Grand Trunk Railway

From Citizendium
Revision as of 20:18, 21 March 2008 by imported>Richard Jensen (Grand Trunk Railway of Canada moved to Grand Trunk Railway: use formal name)
Jump to navigation Jump to search
This article has a Citable Version.
Main Article
Discussion
Related Articles  [?]
Bibliography  [?]
External Links  [?]
Citable Version  [?]
Addendum [?]
 
This editable Main Article has an approved citable version (see its Citable Version subpage). While we have done conscientious work, we cannot guarantee that this Main Article, or its citable version, is wholly free of mistakes. By helping to improve this editable Main Article, you will help the process of generating a new, improved citable version.

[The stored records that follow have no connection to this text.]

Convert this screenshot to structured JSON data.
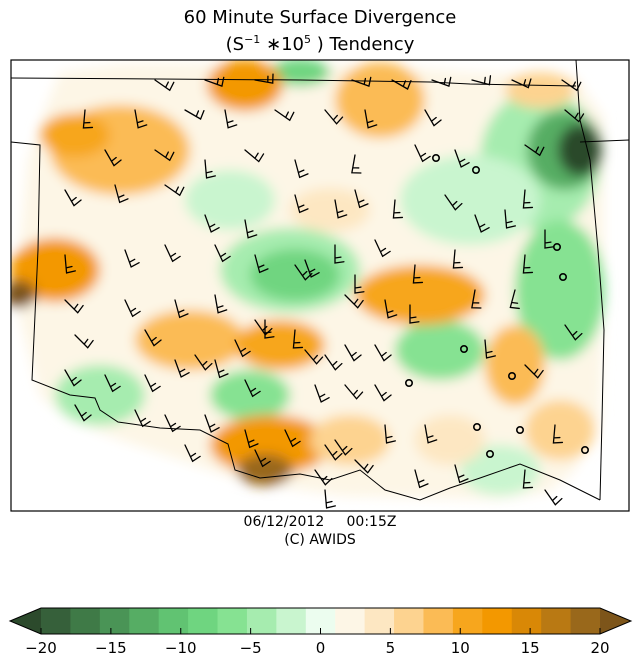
{
  "title": {
    "line1": "60 Minute Surface Divergence",
    "line2_pre": "(S",
    "line2_sup1": "−1",
    "line2_mid": " ∗10",
    "line2_sup2": "5",
    "line2_post": " ) Tendency"
  },
  "footer": {
    "date": "06/12/2012",
    "time": "00:15Z",
    "credit": "(C) AWIDS"
  },
  "colorbar": {
    "ticks": [
      -20,
      -15,
      -10,
      -5,
      0,
      5,
      10,
      15,
      20
    ],
    "tick_labels": [
      "−20",
      "−15",
      "−10",
      "−5",
      "0",
      "5",
      "10",
      "15",
      "20"
    ],
    "range": [
      -20,
      20
    ],
    "colors": [
      "#2c4a2c",
      "#36603a",
      "#3f7a47",
      "#4a9456",
      "#56ad64",
      "#61c372",
      "#6fd580",
      "#86e292",
      "#a6ecaf",
      "#c9f5cf",
      "#ecfdef",
      "#fdf6e6",
      "#fde7c2",
      "#fdd390",
      "#fbbb55",
      "#f7a61d",
      "#f39800",
      "#d98806",
      "#b97913",
      "#99681b",
      "#7d551a"
    ]
  },
  "chart_data": {
    "type": "heatmap",
    "title": "60 Minute Surface Divergence (S^-1 *10^5) Tendency",
    "valid_time": "06/12/2012 00:15Z",
    "value_range": [
      -20,
      20
    ],
    "extend": "both",
    "features": [
      {
        "region": "north-central",
        "sign": "convergence",
        "peak": 12
      },
      {
        "region": "north-west",
        "sign": "convergence",
        "peak": 9
      },
      {
        "region": "north-east",
        "sign": "divergence",
        "peak": -17
      },
      {
        "region": "far west",
        "sign": "convergence",
        "peak": 15
      },
      {
        "region": "central",
        "sign": "divergence",
        "peak": -8
      },
      {
        "region": "south-central",
        "sign": "convergence",
        "peak": 14
      },
      {
        "region": "east-central",
        "sign": "convergence",
        "peak": 10
      },
      {
        "region": "south",
        "sign": "convergence",
        "peak": 9
      },
      {
        "region": "east",
        "sign": "divergence",
        "peak": -7
      }
    ]
  }
}
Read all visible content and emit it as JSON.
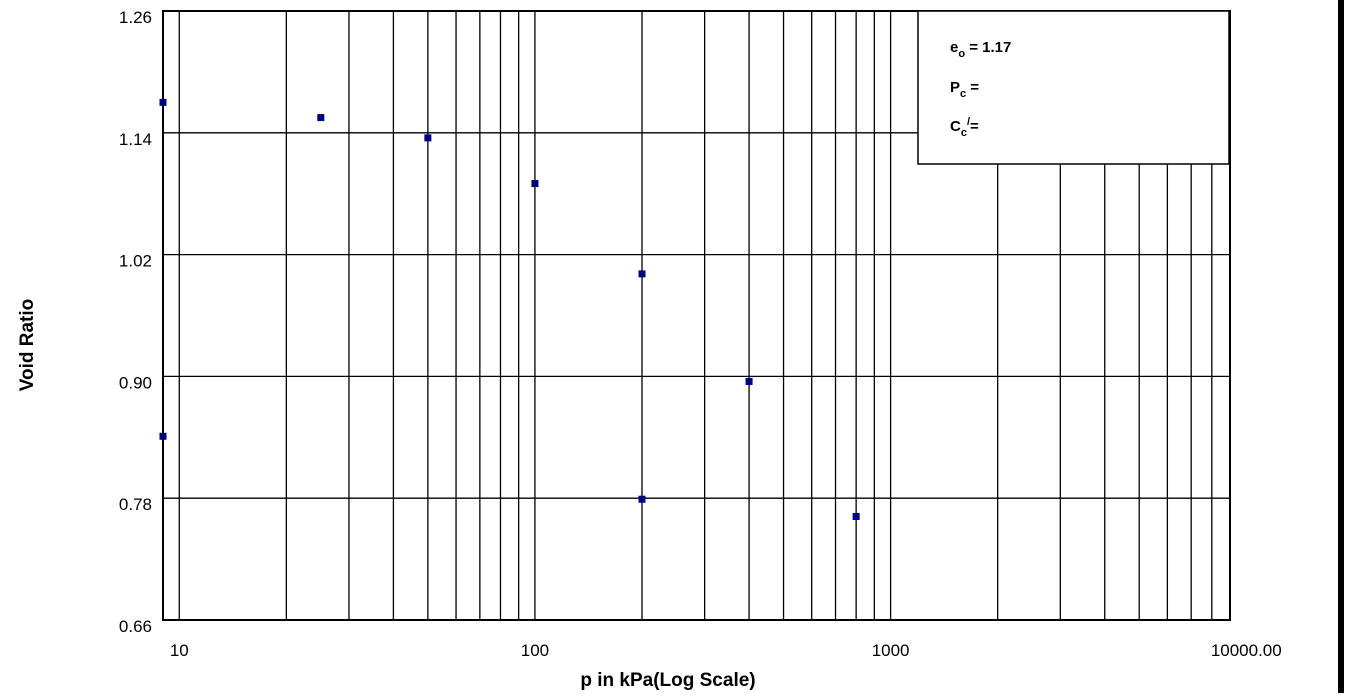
{
  "chart_data": {
    "type": "scatter",
    "xlabel": "p in kPa(Log Scale)",
    "ylabel": "Void Ratio",
    "x_scale": "log",
    "xlim": [
      9,
      9000
    ],
    "ylim": [
      0.66,
      1.26
    ],
    "x_tick_labels": [
      "10",
      "100",
      "1000",
      "10000.00"
    ],
    "y_tick_labels": [
      "1.26",
      "1.14",
      "1.02",
      "0.90",
      "0.78",
      "0.66"
    ],
    "grid": true,
    "marker_color": "#00007f",
    "points": [
      {
        "x": 9,
        "y": 1.17
      },
      {
        "x": 25,
        "y": 1.155
      },
      {
        "x": 50,
        "y": 1.135
      },
      {
        "x": 100,
        "y": 1.09
      },
      {
        "x": 200,
        "y": 1.001
      },
      {
        "x": 400,
        "y": 0.895
      },
      {
        "x": 800,
        "y": 0.762
      },
      {
        "x": 200,
        "y": 0.779
      },
      {
        "x": 9,
        "y": 0.841
      }
    ],
    "legend": {
      "placement": "top-right",
      "lines": [
        {
          "main": "e",
          "sub": "o",
          "rest": " = 1.17"
        },
        {
          "main": "P",
          "sub": "c",
          "rest": " ="
        },
        {
          "main": "C",
          "sub": "c",
          "sup": "/",
          "rest": "="
        }
      ]
    }
  }
}
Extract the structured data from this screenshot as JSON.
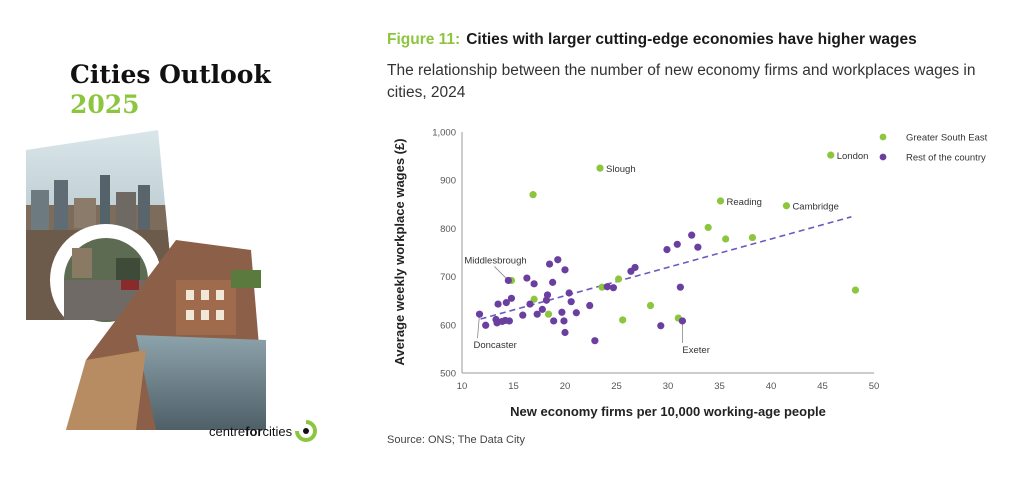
{
  "cover": {
    "title": "Cities Outlook",
    "year": "2025",
    "brand": {
      "part1": "centre",
      "part2": "for",
      "part3": "cities"
    }
  },
  "figure": {
    "number": "Figure 11:",
    "title": "Cities with larger cutting-edge economies have higher wages",
    "subtitle": "The relationship between the number of new economy firms and workplaces wages in cities, 2024",
    "source": "Source: ONS; The Data City"
  },
  "colors": {
    "green": "#8cc63f",
    "purple": "#6b3fa0",
    "trend": "#6b5bbf",
    "axis": "#999999"
  },
  "chart_data": {
    "type": "scatter",
    "xlabel": "New economy firms per 10,000 working-age people",
    "ylabel": "Average weekly workplace wages (£)",
    "xlim": [
      10,
      50
    ],
    "ylim": [
      500,
      1000
    ],
    "xticks": [
      "10",
      "15",
      "20",
      "25",
      "30",
      "35",
      "40",
      "45",
      "50"
    ],
    "yticks": [
      "500",
      "600",
      "700",
      "800",
      "900",
      "1,000"
    ],
    "legend_position": "top-right",
    "series": [
      {
        "name": "Greater South East",
        "color": "#8cc63f",
        "points": [
          {
            "x": 45.8,
            "y": 952,
            "label": "London"
          },
          {
            "x": 23.4,
            "y": 925,
            "label": "Slough"
          },
          {
            "x": 35.1,
            "y": 857,
            "label": "Reading"
          },
          {
            "x": 41.5,
            "y": 847,
            "label": "Cambridge"
          },
          {
            "x": 16.9,
            "y": 870
          },
          {
            "x": 33.9,
            "y": 802
          },
          {
            "x": 35.6,
            "y": 778
          },
          {
            "x": 38.2,
            "y": 781
          },
          {
            "x": 48.2,
            "y": 672
          },
          {
            "x": 14.8,
            "y": 692
          },
          {
            "x": 23.6,
            "y": 678
          },
          {
            "x": 25.2,
            "y": 695
          },
          {
            "x": 17.0,
            "y": 653
          },
          {
            "x": 18.4,
            "y": 622
          },
          {
            "x": 25.6,
            "y": 610
          },
          {
            "x": 28.3,
            "y": 640
          },
          {
            "x": 31.0,
            "y": 614
          }
        ]
      },
      {
        "name": "Rest of the country",
        "color": "#6b3fa0",
        "points": [
          {
            "x": 14.5,
            "y": 692,
            "label": "Middlesbrough"
          },
          {
            "x": 11.7,
            "y": 622,
            "label": "Doncaster"
          },
          {
            "x": 31.4,
            "y": 608,
            "label": "Exeter"
          },
          {
            "x": 12.3,
            "y": 599
          },
          {
            "x": 13.3,
            "y": 611
          },
          {
            "x": 13.4,
            "y": 604
          },
          {
            "x": 13.5,
            "y": 643
          },
          {
            "x": 13.9,
            "y": 607
          },
          {
            "x": 14.2,
            "y": 609
          },
          {
            "x": 14.6,
            "y": 608
          },
          {
            "x": 14.3,
            "y": 646
          },
          {
            "x": 14.8,
            "y": 655
          },
          {
            "x": 15.9,
            "y": 620
          },
          {
            "x": 16.3,
            "y": 697
          },
          {
            "x": 16.6,
            "y": 643
          },
          {
            "x": 17.0,
            "y": 685
          },
          {
            "x": 17.3,
            "y": 622
          },
          {
            "x": 17.8,
            "y": 632
          },
          {
            "x": 18.2,
            "y": 651
          },
          {
            "x": 18.3,
            "y": 662
          },
          {
            "x": 18.5,
            "y": 726
          },
          {
            "x": 18.8,
            "y": 688
          },
          {
            "x": 18.9,
            "y": 608
          },
          {
            "x": 19.3,
            "y": 735
          },
          {
            "x": 19.7,
            "y": 626
          },
          {
            "x": 19.9,
            "y": 608
          },
          {
            "x": 20.0,
            "y": 714
          },
          {
            "x": 20.0,
            "y": 584
          },
          {
            "x": 20.4,
            "y": 666
          },
          {
            "x": 20.6,
            "y": 648
          },
          {
            "x": 21.1,
            "y": 625
          },
          {
            "x": 22.4,
            "y": 640
          },
          {
            "x": 22.9,
            "y": 567
          },
          {
            "x": 24.1,
            "y": 679
          },
          {
            "x": 24.7,
            "y": 677
          },
          {
            "x": 26.4,
            "y": 711
          },
          {
            "x": 26.8,
            "y": 719
          },
          {
            "x": 29.3,
            "y": 598
          },
          {
            "x": 29.9,
            "y": 756
          },
          {
            "x": 30.9,
            "y": 767
          },
          {
            "x": 31.2,
            "y": 678
          },
          {
            "x": 32.3,
            "y": 786
          },
          {
            "x": 32.9,
            "y": 761
          }
        ]
      }
    ],
    "trendline": {
      "x": [
        11.8,
        47.8
      ],
      "y": [
        612,
        824
      ]
    }
  }
}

The Grand Trunk Railway was a Canadian railway system based primarily in Ontario and Quebec, with operations over much of Canada and neighboring parts of the U.S. Chartered in 1852, it quickly purchased five local railways to link Toronto with Sarnia on the west and Montreal on the east. London financiers funded its purchase or lease of 50 other railways, making it the world's longest road in 1869, when it provided some of the infrastructure for Canadian confederation. By the 1880s, it reached most major cities in Quebec, crossed into Maine to provide a links to the ice-free American port of Portland, and stretched into the fast-growing Detroit-Chicago corridor inside the U.S. Apart from a 5-day strike in 1876, it avoided the labour violence that characterized most railways in the late 19th century

It was a private company headquartered in England that received heavy Canadian government subsidies and was never profitable because of competition from shipping and American railways. (In 1880 40% of the Grand Trunk traffic was from one or another American city to and from Chicago, taking a shortcut across Ontario.) Inflated construction costs, overestimated revenues, and an inadequate initial capitalization threatened bankruptcy for the Grand Trunk. Sir Joseph Hickson was a key executive from 1874 to 1890 based in Montreal who kept it afloat financially and formed an alliance with the Conservative party. Carlos and Lewis, (1995) show it managed to survive because its British investors accurately assessed the corporation's value and prospects, which included the liklihood that the Canadian government would bail out the railway should it ever default on its bonds. The government had guaranteed a very large loan and had enacted legislation authorizing debt restructuring. Such arrangements allowed the company to float new bond issues to replace existing debt and to issue securities in lieu of interest.

system map 1891

American executive Charles Melville Hays (1856-1914) joined the Grand Trunk in 1895 as general manager (and in 1909, president, based in Montreal). Hays was the architect of the great expansion during a colorful and free-spending era. He upgraded the tracks, bridges, shops and rolling stock, but was best known for building huge grain elevators and elaborate tourist hotels such as the Chateau Laurier in Ottawa. Hays blundered in 1903 by building a subsidiary the Grand Trunk Pacific Railway Company some 4800 km long; it reached Prince Rupert in northern British Columbia in 1914. The government built and the Grand Trunk operated the National Transcontinental to link the main Grand Trunk with its Pacific subsidiary. The very expensive subsidiary was far north of major population centers and had too little traffic. Nearing bankruptcy in 1919, the entire system was nationalized, In 1923 the government merged the Grand Trunk, the Grand Trunk Pacific, the Canadian Northern and the National Transcontinental lines into the new Canadian National Railways. The Grand Trunk lines, however, kept its distinctive name.